An end and a beginning
Peabody returns sacred scrolls, pipe tomahawk to White Earth tribe in repatriation ceremony
As tribal historic preservation officer for White Earth Nation, Jaime Arsenault has been doing repatriation work for nearly two decades. On Wednesday she presided over a ceremony at the Peabody Museum of Archaeology and Ethnology that returned two sacred scrolls and a pipe tomahawk to White Earth, which is an Anishinaabe nation (and its ancestors part of Anishinaabe spiritual and communal life). Arsenault described the process as long, but transformative.
“At the end I feel everyone involved is a little bit better off. You watch people change for the better, myself included,” she said.
The private morning ceremony was held in the Bowditch room of the Peabody. A gift of wild rice was also presented for the museum staff. The birchbark scrolls, used in performing sacred rites, came to the Peabody through two museum exchanges in the early and mid-20th century, respectively, and were returned under the Native American Graves Protection and Repatriation Act (NAGPRA). The museum is unclear on how it came to purchase the wooden-handled pipe tomahawk with ribbon fringe, which fell outside of NAGPRA but was approved for deaccession by the University in January 2021.
“It’s nice to bring these relatives home again,” Arsenault said, after the signing of transfer documents. “While we are near the end of this particular repatriation, in many ways this is just the beginning of our collaborative relationship. There is a lot we can accomplish together, and I’m happy to the support the Peabody Museum of Archaeology and Ethnology in their efforts as the institution moves forward regarding future repatriations, collaborations, and restitution with a multitude of communities.”
Each repatriation is unique, and this one took several years, delayed in part by the pandemic.
Professor Philip Deloria, who chairs Harvard’s NAGPRA Advisory Committee, helped with the repatriation and took part in the ceremony.
“It’s a joyful moment,” the first tenured professor of Native American history said. “This has been a long collaboration and a good one, and we’ve found ways of helping each other. When we do these things, it reflects care of the objects, that these objects are going back to where they are meant to be. It’s a rightness, a rebalancing.”

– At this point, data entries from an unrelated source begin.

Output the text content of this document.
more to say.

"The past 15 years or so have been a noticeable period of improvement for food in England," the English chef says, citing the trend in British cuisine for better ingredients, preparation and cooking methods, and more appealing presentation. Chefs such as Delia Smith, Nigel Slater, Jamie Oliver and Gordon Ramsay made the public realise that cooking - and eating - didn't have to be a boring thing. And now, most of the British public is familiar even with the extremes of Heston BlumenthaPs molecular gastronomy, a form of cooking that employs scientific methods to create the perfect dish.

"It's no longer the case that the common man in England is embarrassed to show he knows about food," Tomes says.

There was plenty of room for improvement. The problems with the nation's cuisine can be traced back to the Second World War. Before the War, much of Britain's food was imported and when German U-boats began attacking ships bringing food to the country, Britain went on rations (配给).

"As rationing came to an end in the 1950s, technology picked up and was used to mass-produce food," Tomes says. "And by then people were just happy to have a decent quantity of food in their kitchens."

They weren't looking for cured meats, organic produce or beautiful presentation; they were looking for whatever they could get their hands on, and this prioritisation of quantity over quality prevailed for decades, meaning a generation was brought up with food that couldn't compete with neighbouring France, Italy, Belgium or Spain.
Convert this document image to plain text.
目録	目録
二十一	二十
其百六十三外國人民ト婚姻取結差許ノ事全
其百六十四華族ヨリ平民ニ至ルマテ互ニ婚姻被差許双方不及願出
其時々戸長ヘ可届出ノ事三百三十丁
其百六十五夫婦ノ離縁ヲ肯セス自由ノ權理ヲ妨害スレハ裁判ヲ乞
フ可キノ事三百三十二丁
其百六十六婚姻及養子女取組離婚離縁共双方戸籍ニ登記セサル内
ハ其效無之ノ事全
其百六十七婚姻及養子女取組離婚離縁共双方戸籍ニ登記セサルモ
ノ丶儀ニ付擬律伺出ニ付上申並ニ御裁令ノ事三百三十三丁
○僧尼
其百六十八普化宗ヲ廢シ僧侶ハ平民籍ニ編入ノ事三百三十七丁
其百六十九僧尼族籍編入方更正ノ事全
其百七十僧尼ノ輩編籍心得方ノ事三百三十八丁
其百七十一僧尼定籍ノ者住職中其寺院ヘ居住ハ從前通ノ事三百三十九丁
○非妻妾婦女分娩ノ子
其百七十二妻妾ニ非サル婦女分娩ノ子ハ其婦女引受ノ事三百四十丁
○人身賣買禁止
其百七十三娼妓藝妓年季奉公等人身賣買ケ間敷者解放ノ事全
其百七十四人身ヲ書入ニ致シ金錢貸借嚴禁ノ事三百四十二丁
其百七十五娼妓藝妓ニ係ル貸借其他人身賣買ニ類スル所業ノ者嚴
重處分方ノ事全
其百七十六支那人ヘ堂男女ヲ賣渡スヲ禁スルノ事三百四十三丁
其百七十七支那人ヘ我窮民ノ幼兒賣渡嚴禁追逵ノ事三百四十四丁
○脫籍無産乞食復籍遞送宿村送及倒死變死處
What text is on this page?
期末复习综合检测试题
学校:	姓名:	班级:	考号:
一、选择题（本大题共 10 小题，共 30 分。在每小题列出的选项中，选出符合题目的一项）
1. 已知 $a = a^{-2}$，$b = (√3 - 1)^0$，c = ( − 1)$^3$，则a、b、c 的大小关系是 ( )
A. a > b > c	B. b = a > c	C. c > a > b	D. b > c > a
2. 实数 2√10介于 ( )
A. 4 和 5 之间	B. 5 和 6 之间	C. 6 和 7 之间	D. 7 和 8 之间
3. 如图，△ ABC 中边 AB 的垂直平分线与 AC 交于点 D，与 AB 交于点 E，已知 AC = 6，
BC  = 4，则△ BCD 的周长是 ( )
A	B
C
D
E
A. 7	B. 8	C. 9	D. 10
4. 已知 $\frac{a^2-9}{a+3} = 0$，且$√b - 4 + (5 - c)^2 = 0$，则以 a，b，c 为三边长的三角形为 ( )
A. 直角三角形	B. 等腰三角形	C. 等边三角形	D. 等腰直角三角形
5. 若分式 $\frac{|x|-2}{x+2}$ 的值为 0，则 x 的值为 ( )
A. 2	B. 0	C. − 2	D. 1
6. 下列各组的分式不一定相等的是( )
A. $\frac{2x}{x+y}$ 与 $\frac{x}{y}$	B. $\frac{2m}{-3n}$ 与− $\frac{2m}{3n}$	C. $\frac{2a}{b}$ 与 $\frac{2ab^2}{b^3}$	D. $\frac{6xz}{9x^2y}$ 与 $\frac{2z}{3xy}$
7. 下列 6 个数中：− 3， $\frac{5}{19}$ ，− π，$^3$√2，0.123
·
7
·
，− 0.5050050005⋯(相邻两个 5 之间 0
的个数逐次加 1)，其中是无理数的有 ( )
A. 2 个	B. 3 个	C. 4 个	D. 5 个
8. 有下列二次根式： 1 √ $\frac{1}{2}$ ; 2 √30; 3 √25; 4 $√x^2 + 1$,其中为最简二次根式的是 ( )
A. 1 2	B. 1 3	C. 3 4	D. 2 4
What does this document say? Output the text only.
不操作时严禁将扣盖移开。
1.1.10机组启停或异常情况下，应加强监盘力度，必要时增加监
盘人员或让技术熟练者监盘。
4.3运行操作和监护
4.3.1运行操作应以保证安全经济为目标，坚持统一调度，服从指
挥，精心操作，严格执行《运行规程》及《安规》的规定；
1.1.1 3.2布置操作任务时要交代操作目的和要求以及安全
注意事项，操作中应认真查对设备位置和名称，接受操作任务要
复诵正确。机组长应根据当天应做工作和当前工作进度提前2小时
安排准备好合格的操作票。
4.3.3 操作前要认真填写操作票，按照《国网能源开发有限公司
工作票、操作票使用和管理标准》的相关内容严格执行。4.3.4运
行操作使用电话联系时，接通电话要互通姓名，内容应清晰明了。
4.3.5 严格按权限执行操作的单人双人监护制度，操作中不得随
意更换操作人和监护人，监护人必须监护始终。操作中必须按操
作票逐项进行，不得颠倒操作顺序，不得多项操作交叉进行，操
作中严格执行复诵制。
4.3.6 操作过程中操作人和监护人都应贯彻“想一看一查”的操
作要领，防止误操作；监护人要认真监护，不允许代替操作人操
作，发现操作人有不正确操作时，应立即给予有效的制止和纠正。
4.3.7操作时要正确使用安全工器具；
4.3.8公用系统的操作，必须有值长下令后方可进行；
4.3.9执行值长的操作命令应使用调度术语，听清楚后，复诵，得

History of art and architecture Professor Shawon Kinew was unable to attend the ceremony, but spoke about the repatriation as a member of the Peabody Faculty Executive Committee, a member of the Ojibways of Onigaming First Nation, an Anishinaabe (Ojibwe), and as someone raised in the ceremonies to which the scrolls and pipe were being returned. She explained that many sacred items were removed from their rightful caretakers during the same period of history in which Indigenous children were being removed from their communities and sent to boarding schools.
“For me, the child of a Canadian Indian residential school survivor, my father Tobasonakwutiban, a pipe carrier and high-degree member of the Mite’iwin, the repatriation of sacred scrolls and a grandfather pipe is powerful. I grew up in these ceremonies. I cannot go back in time and protect my late father from the abuse he suffered as a child at the hands of the church and state or console him during the nights he spent alone missing his parents. This repatriation reminds me that we, this present generation, can care for the family that came before us, our ancestors. I think of it this way: Through the return of ancestors like those going home to White Earth, we get to be the parents and protectors of those we are descended from — the grandfather pipe, the scrolls — and we are returned to them. We always belonged to them, and now this is restored,” she said.
Jane Pickering, William and Muriel Seabury Howells Director of the Peabody, described the repatriation as “powerful.” “These are uplifting moments for us at the museum, and I felt honored to be part of them. We hope it’s a beginning rather than an end, and an opportunity to create partnerships as the museum faces its history and what it means to be ethical stewards of the collections in our care.”
Arsenault and Patricia Capone, Peabody NAGPRA director and curator, are working on a research paper on repatriation. It will consider the process of the dialogue around the return, how Indigenous knowledge directed the outcome, and how the return supports tribal sovereignty and well-being, with plans to publish sometime in the fall.
“It was never right for the ancestors to live at the Peabody, where they were not visited, smudged, or feasted, all the ways they should be cared for. So in this sense, ‘we,’ as a community at Harvard, fell short of our responsibility to care for ‘our museum collections.’ We also were not doing right by our Indigenous students, who should feel they belong here, and can’t when their cultural patrimony and ancestors’ human remains are treated as objects of study as they continue to be,” said Kinew. “Through repatriation and by building relationships with Indigenous nations, we, at Harvard, are asking researchers to be better scholars, to do better work, to work with Indigenous nations, to ask new and more interesting questions.”